Blindagem: Produtora de “Dark Horse” tenta levar inquérito de desvios para STF
Os advogados de Karina Ferreira da Gama, dona da produtora Go Up Entertainment e do Instituto Conhecer Brasil, acionaram o ministro André Mendonça, do Supremo Tribunal Federal (STF), para suspender ou avocar um inquérito da Polícia Civil de São Paulo que investiga suspeitas de fraude em licitação de R$ 108 milhões com a prefeitura de São Paulo.
A defesa alega que a apuração estadual, batizada de Operação Wi-Fi, extrapolou seu escopo original e passou a mirar o financiamento do filme Dark Horse , cinebiografia de Jair Bolsonaro, tema que já estaria sob análise do próprio Mendonça no STF.
A petição apresentada ao ministro André Mendonça pede, em caráter liminar, a suspensão imediata do inquérito da Operação Wi-Fi e de todas as medidas investigativas a ele relacionadas.

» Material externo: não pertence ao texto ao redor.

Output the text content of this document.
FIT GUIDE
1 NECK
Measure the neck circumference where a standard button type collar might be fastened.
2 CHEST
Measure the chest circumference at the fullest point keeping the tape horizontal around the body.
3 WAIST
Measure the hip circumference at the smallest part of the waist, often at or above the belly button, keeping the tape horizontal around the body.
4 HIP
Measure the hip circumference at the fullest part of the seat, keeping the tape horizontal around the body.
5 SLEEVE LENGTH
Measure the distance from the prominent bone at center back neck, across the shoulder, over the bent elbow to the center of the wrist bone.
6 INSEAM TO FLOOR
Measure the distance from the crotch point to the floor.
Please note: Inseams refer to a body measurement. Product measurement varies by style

No mérito, a defesa solicita a chamada “avocação” do processo: que o STF retire a investigação da primeira instância paulista e a concentre na Corte.
O argumento central é que a Polícia Civil de São Paulo teria desviado o foco da apuração.
Segundo os advogados de Karina, “a investigação de primeiro grau tem como verdadeiro objeto: a aplicação de recursos financeiros por parte do banqueiro Daniel Vorcaro no financiamento do filme Dark Horse “.
Para a defesa, esse objeto “atrai a competência absoluta” do STF, já que o mesmo tema estaria sendo apurado no Inquérito nº 5.070/DF, sob relatoria do próprio Mendonça.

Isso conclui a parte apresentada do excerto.